Putting the narratives together and making our own deductions, what appears more plausible is that the civilian truck was blown up and then, subsequently, the armoured loader was despatched in an attempt to clear the wreckage, only to get itself blown up.

Originally, we had assumed that this vehicle was another JCB but, on close inspection of Yon's photograph (above right), it appears similar to the much larger and better-protected Caterpillar loader - the very same type that the MoD are selling off (left). This might explain why the driver survived. But it also tells us the Army has a serious problem. At 37 tons, and a back wheel missing, this is serious heavy metal creating a major obstruction. (It could, however, be a Case 721B Medium Wheeled Tractor with a Penman armoured cab – weighing in at a mere 16 metric tons.)

With the two hulks blocking the road (and then booby-trapped), it must have been these which finally closed off Pharmacy Road, effectively isolating PB Wishtan, forcing it to be re-supplied by helicopter. And, when – as Yon but not the MoD tells us – a supply helicopter was attacked by an RPG, which cannot have been long after the Mi-26 had been shot down, one surmises that helicopter flights were suspended, leaving the base cut-off and under siege.

Thus, it would appear, Operation Flint was not simply a "route clearance" operation. It was an emergency relief force to break the siege of PB Wishtan, before its supplies ran out and it was over-run.

This is, effectively, borne out by the MoD itself, which tells us that, 22 hours after 2 Rifles deployed, the road was declared clear as the soldiers reached Wishtan. The rest of the night, we are then told, a "convoy resupplied Wishtan with everything from fridges to missiles." That detail is not mentioned by Yon.

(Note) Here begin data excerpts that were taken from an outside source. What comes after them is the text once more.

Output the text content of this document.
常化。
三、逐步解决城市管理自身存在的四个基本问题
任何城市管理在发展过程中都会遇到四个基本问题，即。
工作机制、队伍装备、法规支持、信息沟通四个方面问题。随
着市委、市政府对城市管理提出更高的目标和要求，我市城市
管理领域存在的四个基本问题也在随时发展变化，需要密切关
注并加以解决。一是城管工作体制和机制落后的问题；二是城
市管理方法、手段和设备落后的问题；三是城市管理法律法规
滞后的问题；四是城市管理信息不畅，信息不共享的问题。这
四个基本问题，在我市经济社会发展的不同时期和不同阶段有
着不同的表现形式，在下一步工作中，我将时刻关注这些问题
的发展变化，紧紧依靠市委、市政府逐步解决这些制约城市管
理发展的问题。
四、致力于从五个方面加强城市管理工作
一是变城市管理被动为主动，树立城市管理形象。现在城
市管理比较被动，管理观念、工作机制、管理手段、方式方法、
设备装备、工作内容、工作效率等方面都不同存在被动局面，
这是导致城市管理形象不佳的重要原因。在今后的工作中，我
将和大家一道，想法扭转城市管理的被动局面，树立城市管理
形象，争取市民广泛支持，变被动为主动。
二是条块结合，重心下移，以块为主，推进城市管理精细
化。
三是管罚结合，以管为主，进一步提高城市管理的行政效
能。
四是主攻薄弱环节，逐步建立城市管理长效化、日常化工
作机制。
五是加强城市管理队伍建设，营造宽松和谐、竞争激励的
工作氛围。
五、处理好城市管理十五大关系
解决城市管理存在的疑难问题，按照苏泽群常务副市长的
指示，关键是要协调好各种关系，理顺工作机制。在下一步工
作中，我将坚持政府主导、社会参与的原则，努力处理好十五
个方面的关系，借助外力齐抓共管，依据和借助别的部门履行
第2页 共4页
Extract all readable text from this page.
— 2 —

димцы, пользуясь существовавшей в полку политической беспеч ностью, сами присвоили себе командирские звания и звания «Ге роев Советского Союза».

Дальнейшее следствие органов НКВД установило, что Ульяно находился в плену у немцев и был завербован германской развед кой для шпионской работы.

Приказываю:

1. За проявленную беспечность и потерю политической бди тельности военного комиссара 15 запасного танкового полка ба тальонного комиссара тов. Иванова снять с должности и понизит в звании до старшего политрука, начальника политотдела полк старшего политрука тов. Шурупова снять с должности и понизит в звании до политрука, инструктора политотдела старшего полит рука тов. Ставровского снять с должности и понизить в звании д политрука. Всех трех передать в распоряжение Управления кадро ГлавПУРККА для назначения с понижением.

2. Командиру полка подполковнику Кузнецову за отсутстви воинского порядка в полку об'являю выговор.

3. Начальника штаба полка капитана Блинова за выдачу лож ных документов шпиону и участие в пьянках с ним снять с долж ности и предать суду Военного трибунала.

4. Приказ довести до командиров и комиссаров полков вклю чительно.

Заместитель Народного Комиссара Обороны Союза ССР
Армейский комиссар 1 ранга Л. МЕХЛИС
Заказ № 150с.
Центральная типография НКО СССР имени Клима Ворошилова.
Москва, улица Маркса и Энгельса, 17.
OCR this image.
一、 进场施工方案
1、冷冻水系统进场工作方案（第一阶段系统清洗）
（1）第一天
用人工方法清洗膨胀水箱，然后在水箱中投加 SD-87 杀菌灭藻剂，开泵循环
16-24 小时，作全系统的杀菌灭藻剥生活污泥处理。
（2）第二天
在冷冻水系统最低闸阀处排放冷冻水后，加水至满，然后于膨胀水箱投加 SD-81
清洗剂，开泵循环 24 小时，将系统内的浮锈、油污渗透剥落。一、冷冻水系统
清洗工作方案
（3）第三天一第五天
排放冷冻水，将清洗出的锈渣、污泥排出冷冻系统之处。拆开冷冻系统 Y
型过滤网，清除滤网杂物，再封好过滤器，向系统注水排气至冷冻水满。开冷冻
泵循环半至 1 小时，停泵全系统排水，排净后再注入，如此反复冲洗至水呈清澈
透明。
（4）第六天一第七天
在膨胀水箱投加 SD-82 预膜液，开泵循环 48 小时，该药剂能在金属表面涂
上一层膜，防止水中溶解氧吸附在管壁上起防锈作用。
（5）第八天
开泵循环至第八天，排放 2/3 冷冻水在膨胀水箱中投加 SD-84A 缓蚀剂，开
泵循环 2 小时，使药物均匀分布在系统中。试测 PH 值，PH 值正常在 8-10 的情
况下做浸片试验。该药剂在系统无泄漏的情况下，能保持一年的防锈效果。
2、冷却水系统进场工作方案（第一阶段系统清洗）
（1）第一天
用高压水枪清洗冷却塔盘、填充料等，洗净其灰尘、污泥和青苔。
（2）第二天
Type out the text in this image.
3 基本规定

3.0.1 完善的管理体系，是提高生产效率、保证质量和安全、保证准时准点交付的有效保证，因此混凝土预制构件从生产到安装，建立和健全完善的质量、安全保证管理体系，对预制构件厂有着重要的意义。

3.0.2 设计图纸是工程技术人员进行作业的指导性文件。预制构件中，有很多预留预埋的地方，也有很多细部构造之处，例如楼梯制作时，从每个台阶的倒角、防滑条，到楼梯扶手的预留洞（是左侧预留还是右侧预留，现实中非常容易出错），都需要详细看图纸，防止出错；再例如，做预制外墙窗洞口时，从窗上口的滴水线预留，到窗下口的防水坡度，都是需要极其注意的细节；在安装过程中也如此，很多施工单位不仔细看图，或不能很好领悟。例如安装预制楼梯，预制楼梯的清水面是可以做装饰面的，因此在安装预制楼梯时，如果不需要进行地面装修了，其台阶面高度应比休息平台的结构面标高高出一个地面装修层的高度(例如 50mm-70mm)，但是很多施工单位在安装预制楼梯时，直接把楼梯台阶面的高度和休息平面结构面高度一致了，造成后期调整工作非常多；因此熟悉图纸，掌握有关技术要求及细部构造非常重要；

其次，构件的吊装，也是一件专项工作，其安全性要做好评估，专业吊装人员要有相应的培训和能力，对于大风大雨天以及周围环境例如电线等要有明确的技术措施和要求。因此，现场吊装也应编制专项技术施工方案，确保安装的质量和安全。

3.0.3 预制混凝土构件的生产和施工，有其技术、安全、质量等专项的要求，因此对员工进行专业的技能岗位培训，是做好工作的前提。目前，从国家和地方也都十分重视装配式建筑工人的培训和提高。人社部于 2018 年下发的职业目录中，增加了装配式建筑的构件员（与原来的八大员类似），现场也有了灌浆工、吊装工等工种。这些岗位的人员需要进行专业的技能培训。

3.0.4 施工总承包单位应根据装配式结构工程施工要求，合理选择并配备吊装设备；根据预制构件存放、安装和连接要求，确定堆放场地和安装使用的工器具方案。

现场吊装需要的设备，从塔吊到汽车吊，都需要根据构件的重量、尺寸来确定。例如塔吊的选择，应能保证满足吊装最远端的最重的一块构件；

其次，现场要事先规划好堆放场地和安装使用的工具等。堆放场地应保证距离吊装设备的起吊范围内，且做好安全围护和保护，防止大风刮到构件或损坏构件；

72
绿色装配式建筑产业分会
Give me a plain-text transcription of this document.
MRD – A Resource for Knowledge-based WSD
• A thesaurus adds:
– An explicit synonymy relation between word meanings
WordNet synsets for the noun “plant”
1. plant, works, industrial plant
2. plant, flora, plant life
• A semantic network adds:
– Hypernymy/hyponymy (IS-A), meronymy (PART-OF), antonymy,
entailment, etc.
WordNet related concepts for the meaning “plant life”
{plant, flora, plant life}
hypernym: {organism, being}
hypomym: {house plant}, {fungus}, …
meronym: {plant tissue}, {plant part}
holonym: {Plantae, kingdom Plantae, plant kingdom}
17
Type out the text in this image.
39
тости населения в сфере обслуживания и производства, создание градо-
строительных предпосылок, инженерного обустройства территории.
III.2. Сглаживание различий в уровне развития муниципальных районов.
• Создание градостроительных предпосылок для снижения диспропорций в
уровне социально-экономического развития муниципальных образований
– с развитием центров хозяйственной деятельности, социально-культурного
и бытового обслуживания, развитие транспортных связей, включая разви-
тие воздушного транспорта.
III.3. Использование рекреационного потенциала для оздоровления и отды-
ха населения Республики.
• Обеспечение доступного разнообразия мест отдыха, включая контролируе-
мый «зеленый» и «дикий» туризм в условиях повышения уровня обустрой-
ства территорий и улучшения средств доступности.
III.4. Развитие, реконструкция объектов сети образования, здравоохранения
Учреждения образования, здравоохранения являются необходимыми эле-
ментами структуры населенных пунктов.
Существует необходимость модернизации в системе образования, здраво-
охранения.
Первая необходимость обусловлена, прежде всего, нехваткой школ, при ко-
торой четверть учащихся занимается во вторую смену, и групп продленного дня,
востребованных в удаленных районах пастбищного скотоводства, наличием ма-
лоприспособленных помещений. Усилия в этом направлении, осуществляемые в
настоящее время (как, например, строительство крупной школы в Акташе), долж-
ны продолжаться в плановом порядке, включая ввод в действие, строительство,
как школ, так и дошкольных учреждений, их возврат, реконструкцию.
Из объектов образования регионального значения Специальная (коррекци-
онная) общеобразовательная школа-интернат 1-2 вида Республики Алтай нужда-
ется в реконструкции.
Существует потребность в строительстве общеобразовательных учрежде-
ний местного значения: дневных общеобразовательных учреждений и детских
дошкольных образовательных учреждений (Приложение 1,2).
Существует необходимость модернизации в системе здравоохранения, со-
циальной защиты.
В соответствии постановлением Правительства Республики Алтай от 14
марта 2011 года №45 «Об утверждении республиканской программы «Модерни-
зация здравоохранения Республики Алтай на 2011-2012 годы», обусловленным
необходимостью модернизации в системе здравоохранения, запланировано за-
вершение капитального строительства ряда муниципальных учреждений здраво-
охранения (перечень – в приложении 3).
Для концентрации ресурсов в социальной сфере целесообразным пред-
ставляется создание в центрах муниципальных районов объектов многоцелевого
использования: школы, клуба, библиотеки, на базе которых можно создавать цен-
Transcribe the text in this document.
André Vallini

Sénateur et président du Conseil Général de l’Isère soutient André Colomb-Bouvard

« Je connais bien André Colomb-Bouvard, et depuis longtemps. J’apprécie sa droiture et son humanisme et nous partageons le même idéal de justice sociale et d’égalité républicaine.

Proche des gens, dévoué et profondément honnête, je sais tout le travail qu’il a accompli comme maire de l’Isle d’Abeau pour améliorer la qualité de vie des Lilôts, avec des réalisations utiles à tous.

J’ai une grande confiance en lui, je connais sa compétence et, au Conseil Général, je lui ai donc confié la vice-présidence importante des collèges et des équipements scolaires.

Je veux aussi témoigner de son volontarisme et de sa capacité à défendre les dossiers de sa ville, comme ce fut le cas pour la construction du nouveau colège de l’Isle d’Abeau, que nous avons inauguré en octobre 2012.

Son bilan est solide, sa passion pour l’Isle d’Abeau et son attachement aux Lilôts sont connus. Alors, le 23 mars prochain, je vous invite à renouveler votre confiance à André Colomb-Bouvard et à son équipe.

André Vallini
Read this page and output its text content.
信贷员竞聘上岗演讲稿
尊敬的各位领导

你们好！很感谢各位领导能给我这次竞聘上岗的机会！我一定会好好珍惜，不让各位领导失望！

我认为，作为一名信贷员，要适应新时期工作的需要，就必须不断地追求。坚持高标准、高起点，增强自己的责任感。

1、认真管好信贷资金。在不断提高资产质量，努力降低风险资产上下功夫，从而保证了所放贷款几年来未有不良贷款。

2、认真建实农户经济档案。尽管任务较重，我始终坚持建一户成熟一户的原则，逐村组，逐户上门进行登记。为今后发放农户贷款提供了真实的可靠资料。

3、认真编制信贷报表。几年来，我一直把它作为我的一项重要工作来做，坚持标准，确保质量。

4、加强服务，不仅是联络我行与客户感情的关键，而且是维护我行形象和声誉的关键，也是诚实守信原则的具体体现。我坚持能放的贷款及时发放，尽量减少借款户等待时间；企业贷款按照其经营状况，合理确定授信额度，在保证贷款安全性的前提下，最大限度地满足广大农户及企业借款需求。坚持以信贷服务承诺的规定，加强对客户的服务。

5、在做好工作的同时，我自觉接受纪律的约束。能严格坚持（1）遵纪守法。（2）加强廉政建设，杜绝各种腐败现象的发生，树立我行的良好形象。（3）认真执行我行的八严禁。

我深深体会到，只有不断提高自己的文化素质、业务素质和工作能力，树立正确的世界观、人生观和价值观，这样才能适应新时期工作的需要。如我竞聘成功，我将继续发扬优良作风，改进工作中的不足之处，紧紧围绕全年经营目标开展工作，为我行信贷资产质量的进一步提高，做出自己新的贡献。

That is what this convoy must have been all about. Several of the photographs show the convoy driving through Sangin market, which is the route to PB Wishtan from Jackson. We are looking at a relief convoy, breaking the siege – hence the elation of the Wimik driver.

Such is speculation, of course, but it all fits. And it explains the sensitivity of the MoD to Michael Yon's report – and its eagerness now to rush out its own version. The last thing the MoD wants is anyone to realise quite how desperate the situation really is in Sangin, with a Company base not three miles from the main FOB Jackson having been cut off by the Taleban.

That subsequently, the Taleban were effectively able to isolate FOB Jackson on election day also tells you a great deal about the security situation in Sangin, and the strength of the Taleban. Operation Flint – or at least the MoD version of it – seems to be hiding that in plain sight.

Things are perhaps now worse than even the growing casualty rate tells us. Yon got perilously close to revealing this.